Crystal du Cirque du Soleil

Avec sa quarantaine d'artistes, dont 18 patineurs, Crystal, 42e offrande de l'empire québécois, incarne à merveille l'essence même du Cirque du Soleil et sa propension à se réinventer, martèle Fabrice Lemire, qui croit que le Cirque évolue au même rythme que les ambitions de ceux et celles qui lui donnent vie.

«Le Cirque a déjà 30 ans, et on n'a pas besoin de prouver qui on est et ce qu'on peut amener, estime Fabrice Lemire.
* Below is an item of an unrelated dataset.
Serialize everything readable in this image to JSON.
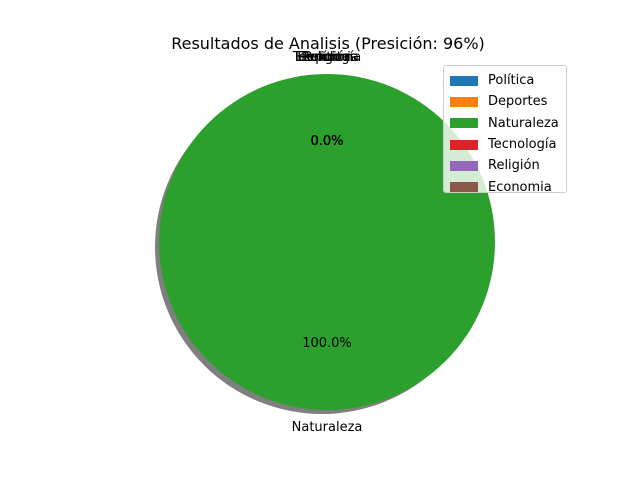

Ces 30 ans nous assurent une possibilité d'ouvrir nos horizons et d'explorer des univers différents, et c'est exactement ce qu'on fait avec la glace dans Crystal. On amène avec nous toute l'histoire du Cirque, mais dans un univers différent, et on voit comment les deux réagissent.»

Cirque du Soleil
Fabrice Lemire

«L'artiste lui-même nous influence aussi sur la direction à emprunter. Il y a très longtemps, même au niveau acrobatique, les gens étaient bons dans une discipline, et ils restaient dedans, ils en faisaient une carrière. Maintenant, ils ont une discipline qui les emmène quelque part, et ces artistes aiment l'ouverture, l'apprentissage multidisciplinaire. Dans tous les spectacles qu'on offre, à Montréal, à Chicago ou en Europe, on est intéressés par la performance complète de l'artiste, pas simplement une acrobatie. On veut avoir une émotion, il y a une histoire derrière. C'est là où le Cirque est très, très fort, et le public est très friand de ça. Je pense qu'on a besoin d'être émotionnellement embarqué quand on regarde un spectacle. Moi, j'aime avoir les mains moites, avoir la chair de poule, je dois embarquer. La prouesse technique ne me touche pas autant émotivement, s'il n'y a pas une intention derrière», complète Fabrice Lemire.